Le président français Emmanuel Macron s’est entretenu lundi avec son homologue congolais Félix Tshisekedi. L’échange a porté sur trois axes majeurs : la crise sécuritaire dans l’Est de la RDC, le renforcement de la coopération bilatérale et la riposte sanitaire face à l’épidémie d’Ebola qui touche l’Ituri, le Nord-Kivu et le Sud-Kivu.
Emmanuel Macron a souligné l’urgence d’une réponse coordonnée pour contenir l’épidémie. Il a rappelé la volonté de Paris d’appuyer la RDC sur le plan sanitaire et économique, en mobilisant notamment le secteur privé français.
"Nous avons réaffirmé notre volonté d’apporter une réponse coordonnée à cette crise sanitaire. Nous avons par ailleurs confirmé notre ambition de renforcer le partenariat entre nos deux pays en particulier sur le plan économique avec l’appui de notre secteur privé", a déclaré le chef de l’État français.

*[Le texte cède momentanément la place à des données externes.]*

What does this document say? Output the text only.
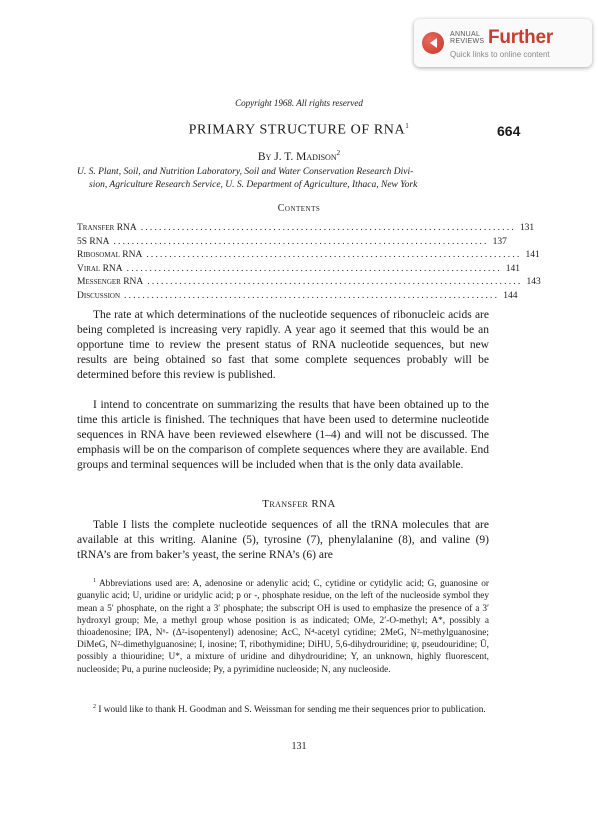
ANNUAL REVIEWS Further
Quick links to online content
664
Copyright 1968. All rights reserved
PRIMARY STRUCTURE OF RNA$^1$
By J. T. Madison$^2$
U. S. Plant, Soil, and Nutrition Laboratory, Soil and Water Conservation Research Divi-
sion, Agriculture Research Service, U. S. Department of Agriculture, Ithaca, New York
Contents
Transfer RNA .................................................................................. 131
5S RNA .................................................................................. 137
Ribosomal RNA .................................................................................. 141
Viral RNA .................................................................................. 141
Messenger RNA .................................................................................. 143
Discussion .................................................................................. 144
The rate at which determinations of the nucleotide sequences of ribonucleic acids are being completed is increasing very rapidly. A year ago it seemed that this would be an opportune time to review the present status of RNA nucleotide sequences, but new results are being obtained so fast that some complete sequences probably will be determined before this review is published.
I intend to concentrate on summarizing the results that have been obtained up to the time this article is finished. The techniques that have been used to determine nucleotide sequences in RNA have been reviewed elsewhere (1–4) and will not be discussed. The emphasis will be on the comparison of complete sequences where they are available. End groups and terminal sequences will be included when that is the only data available.
Transfer RNA
Table I lists the complete nucleotide sequences of all the tRNA molecules that are available at this writing. Alanine (5), tyrosine (7), phenylalanine (8), and valine (9) tRNA’s are from baker’s yeast, the serine RNA’s (6) are
$^1$ Abbreviations used are: A, adenosine or adenylic acid; C, cytidine or cytidylic acid; G, guanosine or guanylic acid; U, uridine or uridylic acid; p or -, phosphate residue, on the left of the nucleoside symbol they mean a 5′ phosphate, on the right a 3′ phosphate; the subscript OH is used to emphasize the presence of a 3′ hydroxyl group; Me, a methyl group whose position is as indicated; OMe, 2′-O-methyl; A*, possibly a thioadenosine; IPA, N⁶- (Δ²-isopentenyl) adenosine; AcC, N⁴-acetyl cytidine; 2MeG, N²-methylguanosine; DiMeG, N²-dimethylguanosine; I, inosine; T, ribothymidine; DiHU, 5,6-dihydrouridine; ψ, pseudouridine; Ū, possibly a thiouridine; U*, a mixture of uridine and dihydrouridine; Y, an unknown, highly fluorescent, nucleoside; Pu, a purine nucleoside; Py, a pyrimidine nucleoside; N, any nucleoside.
$^2$ I would like to thank H. Goodman and S. Weissman for sending me their sequences prior to publication.
131
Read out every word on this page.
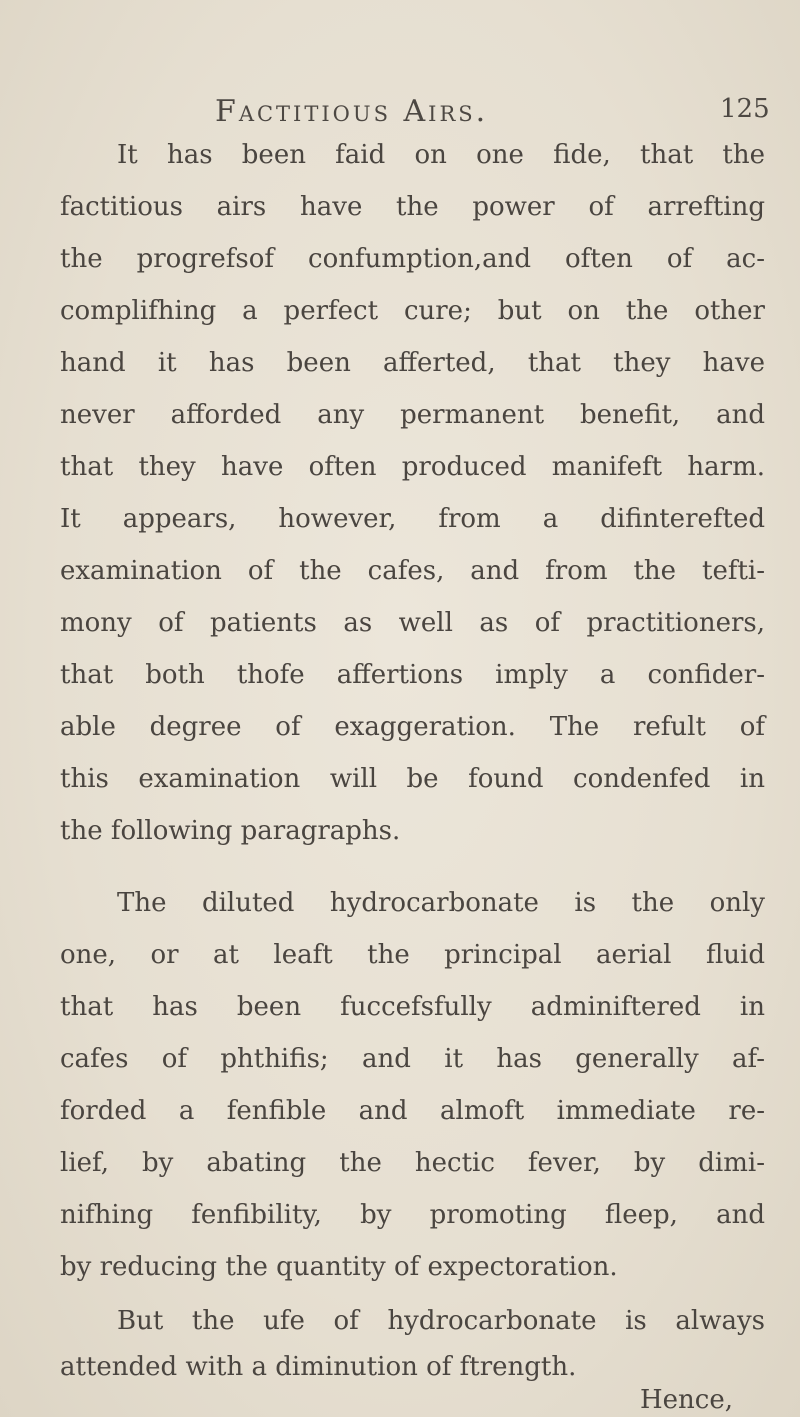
Factitious Airs.	125
It has been faid on one fide, that the
factitious airs have the power of arrefting
the progrefsof confumption,and often of ac-
complifhing a perfect cure; but on the other
hand it has been afferted, that they have
never afforded any permanent benefit, and
that they have often produced manifeft harm.
It appears, however, from a difinterefted
examination of the cafes, and from the tefti-
mony of patients as well as of practitioners,
that both thofe affertions imply a confider-
able degree of exaggeration. The refult of
this examination will be found condenfed in
the following paragraphs.
The diluted hydrocarbonate is the only
one, or at leaft the principal aerial fluid
that has been fuccefsfully adminiftered in
cafes of phthifis; and it has generally af-
forded a fenfible and almoft immediate re-
lief, by abating the hectic fever, by dimi-
nifhing fenfibility, by promoting fleep, and
by reducing the quantity of expectoration.
But the ufe of hydrocarbonate is always
attended with a diminution of ftrength.
Hence,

L’OMS a confirmé le 15 mai 2026 une épidémie d’Ebola dans la province de l’Ituri, au nord-est du pays. Classée urgence de santé publique de portée internationale, elle implique une souche rare du virus. Aucun vaccin homologué ni traitement spécifique n’existe à ce jour contre cette souche. L’entretien entre les deux présidents s’inscrit dans l’effort de mobilisation internationale pour endiguer la propagation.
Sur le volet sécuritaire, les discussions ont abordé les combats persistants dans l’Est entre les FARDC et les rebelles de l’AFC/M23, soutenus par le Rwanda selon Kinshasa. Emmanuel Macron a réitéré l’engagement de la France en faveur des initiatives diplomatiques pour un retour durable de la paix.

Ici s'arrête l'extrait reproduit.